La demanda, que acusa a OpenAI de aprovechar la inversión del NYT en periodismo para informar a los usuarios de ChatGPT, vino a cerrar el turbulento 2023 de inteligencia artificial (IA). Pero el venerable diario neoyorquino no está solo. Varios escritores, como el autor de la saga en la que se basó Game of Thrones, George R. R. Martin, y la escritora, actriz y comediante Sarah Silverman ya habían iniciado demandas semejantes a OpenAI y su principal accionista, Microsoft. Sí, la misma de Windows y de Office.
En línea con esto, Beryl Howell, jueza distrital de Columbia, Estados Unidos, le dio la razón a la Oficina de Copyright de ese país respecto de que la IA no puede poseer los derechos de propiedad intelectual de una obra; oportunamente, le había denegado ese derecho a Creativity Machine, un algoritmo creado por Stephen Thaler. La IA tampoco puede poseer patentes, según sentenció en abril de 2020 la Oficina de Patentes estadounidense. El criterio, sin embargo, no es unánime. Por ejemplo, en Australia y Sudáfrica, los jueces le concedieron a Creativity Machine derechos sobre sus obras.

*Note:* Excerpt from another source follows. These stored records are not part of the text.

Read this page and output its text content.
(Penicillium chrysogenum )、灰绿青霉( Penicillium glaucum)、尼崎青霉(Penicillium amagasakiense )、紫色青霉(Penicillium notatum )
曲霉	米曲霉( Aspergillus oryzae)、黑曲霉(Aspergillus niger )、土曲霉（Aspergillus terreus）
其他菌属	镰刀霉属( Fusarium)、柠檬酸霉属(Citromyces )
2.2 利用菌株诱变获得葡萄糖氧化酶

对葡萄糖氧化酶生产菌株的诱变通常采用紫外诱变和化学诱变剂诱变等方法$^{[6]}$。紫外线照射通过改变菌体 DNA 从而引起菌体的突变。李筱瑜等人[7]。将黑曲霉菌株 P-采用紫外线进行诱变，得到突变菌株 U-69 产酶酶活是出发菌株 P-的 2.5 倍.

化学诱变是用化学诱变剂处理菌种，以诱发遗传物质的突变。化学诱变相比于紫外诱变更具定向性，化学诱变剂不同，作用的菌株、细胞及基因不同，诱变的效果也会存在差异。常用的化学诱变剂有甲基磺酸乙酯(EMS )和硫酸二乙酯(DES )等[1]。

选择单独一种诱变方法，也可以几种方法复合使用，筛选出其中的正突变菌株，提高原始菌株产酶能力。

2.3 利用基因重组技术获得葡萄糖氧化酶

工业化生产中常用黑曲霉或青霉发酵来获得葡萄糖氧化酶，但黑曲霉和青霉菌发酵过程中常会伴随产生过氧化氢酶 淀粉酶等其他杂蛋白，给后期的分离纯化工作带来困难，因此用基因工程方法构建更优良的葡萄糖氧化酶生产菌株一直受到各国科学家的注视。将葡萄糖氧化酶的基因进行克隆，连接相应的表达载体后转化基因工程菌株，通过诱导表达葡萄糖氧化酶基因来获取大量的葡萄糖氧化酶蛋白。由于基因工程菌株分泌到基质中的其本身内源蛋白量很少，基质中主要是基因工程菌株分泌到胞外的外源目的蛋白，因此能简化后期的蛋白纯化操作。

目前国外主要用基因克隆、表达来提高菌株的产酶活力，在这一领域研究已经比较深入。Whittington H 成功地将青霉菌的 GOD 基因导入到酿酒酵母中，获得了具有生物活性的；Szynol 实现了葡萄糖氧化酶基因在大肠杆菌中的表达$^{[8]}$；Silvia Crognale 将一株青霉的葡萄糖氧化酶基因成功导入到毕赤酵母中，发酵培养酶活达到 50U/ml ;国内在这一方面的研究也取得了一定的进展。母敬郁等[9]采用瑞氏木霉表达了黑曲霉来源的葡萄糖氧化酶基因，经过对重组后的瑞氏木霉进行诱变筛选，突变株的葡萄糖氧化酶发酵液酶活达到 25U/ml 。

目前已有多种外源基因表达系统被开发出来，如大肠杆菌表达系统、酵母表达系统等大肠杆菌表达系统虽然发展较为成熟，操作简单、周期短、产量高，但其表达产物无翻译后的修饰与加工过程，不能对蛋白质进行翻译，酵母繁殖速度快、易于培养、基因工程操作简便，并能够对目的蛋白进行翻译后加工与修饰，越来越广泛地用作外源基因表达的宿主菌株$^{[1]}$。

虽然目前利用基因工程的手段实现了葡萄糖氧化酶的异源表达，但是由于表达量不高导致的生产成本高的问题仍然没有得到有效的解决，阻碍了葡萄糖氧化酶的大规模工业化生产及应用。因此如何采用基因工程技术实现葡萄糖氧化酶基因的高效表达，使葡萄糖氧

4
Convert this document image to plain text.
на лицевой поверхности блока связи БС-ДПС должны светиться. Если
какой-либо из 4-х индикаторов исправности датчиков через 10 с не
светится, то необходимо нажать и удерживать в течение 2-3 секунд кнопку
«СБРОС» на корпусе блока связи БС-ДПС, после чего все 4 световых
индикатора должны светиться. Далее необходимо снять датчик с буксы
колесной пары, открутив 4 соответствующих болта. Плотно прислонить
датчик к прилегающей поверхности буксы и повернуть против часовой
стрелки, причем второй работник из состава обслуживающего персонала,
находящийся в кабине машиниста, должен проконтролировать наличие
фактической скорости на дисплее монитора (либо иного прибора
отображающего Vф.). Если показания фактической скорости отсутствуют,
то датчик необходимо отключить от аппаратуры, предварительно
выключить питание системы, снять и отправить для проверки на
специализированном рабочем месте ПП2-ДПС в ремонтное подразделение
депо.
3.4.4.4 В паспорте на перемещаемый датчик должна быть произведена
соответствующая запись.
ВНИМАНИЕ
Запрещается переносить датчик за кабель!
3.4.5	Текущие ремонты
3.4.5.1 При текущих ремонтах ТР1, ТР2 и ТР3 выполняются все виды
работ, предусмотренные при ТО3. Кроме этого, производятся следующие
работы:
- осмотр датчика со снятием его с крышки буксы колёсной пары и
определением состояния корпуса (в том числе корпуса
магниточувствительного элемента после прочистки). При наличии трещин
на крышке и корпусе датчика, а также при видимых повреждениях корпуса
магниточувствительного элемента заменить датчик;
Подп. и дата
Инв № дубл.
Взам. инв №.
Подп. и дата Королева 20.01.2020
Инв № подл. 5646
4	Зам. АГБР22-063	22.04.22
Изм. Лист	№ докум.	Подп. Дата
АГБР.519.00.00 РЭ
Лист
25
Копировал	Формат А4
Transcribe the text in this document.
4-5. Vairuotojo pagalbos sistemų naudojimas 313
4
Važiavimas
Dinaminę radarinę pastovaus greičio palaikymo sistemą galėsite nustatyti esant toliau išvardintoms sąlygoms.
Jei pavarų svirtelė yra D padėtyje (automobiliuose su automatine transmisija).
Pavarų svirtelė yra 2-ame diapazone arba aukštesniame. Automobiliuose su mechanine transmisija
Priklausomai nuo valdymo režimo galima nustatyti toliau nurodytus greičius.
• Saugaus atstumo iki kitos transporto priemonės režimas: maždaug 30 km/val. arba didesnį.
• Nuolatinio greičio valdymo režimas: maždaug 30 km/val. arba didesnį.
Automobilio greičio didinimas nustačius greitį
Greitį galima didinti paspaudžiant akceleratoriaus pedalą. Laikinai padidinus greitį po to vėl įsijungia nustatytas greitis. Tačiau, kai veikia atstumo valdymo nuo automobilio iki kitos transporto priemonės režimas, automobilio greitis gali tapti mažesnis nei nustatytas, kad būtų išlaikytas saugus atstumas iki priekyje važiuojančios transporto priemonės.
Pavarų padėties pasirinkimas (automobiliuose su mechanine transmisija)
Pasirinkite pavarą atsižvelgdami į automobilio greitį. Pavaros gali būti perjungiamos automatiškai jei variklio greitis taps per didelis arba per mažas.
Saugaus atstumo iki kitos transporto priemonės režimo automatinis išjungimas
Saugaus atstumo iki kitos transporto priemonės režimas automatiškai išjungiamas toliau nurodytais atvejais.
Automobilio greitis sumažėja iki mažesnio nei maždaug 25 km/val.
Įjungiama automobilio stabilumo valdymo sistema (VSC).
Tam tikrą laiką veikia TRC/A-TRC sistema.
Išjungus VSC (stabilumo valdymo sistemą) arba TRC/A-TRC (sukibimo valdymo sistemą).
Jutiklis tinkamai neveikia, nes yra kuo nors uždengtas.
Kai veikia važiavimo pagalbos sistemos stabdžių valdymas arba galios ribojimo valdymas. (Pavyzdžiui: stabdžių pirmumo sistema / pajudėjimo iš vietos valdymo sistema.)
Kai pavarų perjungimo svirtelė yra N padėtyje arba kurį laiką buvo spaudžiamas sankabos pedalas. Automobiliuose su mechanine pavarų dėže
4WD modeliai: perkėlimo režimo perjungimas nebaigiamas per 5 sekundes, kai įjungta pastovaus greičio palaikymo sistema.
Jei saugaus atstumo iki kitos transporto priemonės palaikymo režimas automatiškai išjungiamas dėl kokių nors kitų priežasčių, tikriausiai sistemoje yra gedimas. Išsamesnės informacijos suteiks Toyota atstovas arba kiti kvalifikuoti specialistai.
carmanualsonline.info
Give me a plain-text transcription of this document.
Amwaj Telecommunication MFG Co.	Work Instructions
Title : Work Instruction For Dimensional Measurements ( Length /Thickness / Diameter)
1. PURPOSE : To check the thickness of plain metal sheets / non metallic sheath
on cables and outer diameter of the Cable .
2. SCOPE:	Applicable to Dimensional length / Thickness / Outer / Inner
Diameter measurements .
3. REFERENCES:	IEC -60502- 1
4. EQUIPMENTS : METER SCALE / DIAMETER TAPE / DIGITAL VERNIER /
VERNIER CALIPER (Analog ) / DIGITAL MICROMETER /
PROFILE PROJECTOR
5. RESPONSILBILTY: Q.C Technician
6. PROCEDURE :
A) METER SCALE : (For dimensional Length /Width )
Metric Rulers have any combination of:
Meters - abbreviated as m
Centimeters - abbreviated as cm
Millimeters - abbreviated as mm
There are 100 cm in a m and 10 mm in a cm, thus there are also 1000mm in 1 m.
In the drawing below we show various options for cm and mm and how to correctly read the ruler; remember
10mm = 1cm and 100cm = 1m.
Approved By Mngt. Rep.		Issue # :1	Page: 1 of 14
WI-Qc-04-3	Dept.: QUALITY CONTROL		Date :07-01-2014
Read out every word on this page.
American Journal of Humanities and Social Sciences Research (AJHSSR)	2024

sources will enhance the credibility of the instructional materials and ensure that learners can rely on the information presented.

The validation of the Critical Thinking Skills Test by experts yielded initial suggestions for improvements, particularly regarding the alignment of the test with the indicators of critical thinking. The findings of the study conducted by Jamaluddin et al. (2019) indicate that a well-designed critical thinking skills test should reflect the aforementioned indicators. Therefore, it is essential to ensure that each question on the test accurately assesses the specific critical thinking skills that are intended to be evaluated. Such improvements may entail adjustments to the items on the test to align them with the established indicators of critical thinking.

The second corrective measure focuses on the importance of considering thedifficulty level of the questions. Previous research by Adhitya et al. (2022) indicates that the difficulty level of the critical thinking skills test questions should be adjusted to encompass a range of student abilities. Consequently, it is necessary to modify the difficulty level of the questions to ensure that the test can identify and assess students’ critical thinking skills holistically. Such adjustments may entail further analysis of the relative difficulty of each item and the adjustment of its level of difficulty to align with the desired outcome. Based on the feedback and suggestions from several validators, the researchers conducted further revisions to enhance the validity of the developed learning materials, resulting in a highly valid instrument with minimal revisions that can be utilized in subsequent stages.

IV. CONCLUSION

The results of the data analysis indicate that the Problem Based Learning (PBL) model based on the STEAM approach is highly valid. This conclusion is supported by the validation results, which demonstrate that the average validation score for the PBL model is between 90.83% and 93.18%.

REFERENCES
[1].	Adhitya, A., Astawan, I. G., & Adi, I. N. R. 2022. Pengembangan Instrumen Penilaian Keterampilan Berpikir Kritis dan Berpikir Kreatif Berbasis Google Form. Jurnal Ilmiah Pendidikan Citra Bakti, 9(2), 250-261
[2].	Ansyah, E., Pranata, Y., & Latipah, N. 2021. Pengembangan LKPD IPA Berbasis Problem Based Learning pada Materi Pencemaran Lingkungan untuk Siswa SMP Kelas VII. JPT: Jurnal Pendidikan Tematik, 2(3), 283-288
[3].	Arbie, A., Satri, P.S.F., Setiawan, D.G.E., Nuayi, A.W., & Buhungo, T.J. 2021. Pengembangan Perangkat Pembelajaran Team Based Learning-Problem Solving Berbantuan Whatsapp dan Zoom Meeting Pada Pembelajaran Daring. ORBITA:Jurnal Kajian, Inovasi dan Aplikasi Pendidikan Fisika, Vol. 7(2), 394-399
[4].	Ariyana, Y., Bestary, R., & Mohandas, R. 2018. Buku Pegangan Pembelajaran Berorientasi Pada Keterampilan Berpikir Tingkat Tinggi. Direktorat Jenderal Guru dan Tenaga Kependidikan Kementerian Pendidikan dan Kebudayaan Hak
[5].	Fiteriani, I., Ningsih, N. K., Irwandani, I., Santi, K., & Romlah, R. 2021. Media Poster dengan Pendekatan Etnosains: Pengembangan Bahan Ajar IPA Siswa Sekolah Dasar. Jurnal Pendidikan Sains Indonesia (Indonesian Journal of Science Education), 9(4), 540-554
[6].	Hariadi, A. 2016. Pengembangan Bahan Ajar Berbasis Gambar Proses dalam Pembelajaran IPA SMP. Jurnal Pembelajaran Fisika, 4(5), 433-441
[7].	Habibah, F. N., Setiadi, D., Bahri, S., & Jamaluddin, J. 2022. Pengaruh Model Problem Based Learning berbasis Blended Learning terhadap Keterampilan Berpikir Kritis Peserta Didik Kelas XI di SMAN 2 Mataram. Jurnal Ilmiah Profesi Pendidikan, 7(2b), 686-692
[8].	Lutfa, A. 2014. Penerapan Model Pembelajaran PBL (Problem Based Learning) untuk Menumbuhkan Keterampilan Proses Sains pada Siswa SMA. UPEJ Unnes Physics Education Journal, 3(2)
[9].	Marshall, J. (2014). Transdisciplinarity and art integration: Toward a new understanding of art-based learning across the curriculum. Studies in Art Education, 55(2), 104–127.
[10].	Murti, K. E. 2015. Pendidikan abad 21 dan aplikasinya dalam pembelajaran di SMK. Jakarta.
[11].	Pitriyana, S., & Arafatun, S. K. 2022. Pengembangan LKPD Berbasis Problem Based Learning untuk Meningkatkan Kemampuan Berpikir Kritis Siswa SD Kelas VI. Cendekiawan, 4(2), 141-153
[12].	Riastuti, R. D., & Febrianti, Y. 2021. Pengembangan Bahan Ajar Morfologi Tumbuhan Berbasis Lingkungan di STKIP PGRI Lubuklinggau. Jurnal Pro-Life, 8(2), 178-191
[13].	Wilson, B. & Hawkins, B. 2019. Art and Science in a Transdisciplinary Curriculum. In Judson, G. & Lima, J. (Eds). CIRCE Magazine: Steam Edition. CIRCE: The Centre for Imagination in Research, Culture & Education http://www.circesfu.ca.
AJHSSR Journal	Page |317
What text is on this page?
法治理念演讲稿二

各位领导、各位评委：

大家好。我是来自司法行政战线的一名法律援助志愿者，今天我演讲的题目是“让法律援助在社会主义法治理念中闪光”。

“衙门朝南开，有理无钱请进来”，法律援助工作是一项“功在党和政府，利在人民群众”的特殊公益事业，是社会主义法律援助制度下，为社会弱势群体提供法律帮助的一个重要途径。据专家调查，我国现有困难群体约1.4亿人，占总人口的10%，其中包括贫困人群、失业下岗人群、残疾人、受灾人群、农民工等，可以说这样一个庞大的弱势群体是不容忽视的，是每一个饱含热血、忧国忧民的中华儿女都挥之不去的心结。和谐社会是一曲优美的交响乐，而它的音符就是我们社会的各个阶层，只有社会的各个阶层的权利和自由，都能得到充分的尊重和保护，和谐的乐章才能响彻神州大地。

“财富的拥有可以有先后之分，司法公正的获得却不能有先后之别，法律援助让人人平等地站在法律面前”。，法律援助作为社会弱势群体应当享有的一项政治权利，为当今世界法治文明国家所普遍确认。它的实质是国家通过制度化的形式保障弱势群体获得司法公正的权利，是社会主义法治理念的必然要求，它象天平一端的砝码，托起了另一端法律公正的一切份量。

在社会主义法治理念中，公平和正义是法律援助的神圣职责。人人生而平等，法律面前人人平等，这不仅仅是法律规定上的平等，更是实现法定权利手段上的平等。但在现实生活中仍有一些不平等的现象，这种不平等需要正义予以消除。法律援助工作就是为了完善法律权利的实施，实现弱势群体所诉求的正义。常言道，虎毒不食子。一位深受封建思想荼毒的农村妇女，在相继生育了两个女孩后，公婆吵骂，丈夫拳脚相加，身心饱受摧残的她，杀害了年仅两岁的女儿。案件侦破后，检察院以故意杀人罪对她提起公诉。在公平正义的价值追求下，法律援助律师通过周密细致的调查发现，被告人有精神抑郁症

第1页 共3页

La demanda de The New York Times (que calcula miles de millones de dólares en daños) puso al rojo el debate sobre IA y copyright justo a fin de año, y aun así no pasó inadvertido. Es que con casi cualquier otra tecnología no habría ninguna duda sobre quién es el autor de una obra. El horno, por imprescindible que resulte, no es el creador del pastel. Un fabricante de pinceles o de violines no reclaman ni siquiera un poco de reconocimiento por las obras de un Picasso o un Vivaldi. Esto, a pesar de que cualquier músico sabe que hay instrumentos más inspiradores que otros.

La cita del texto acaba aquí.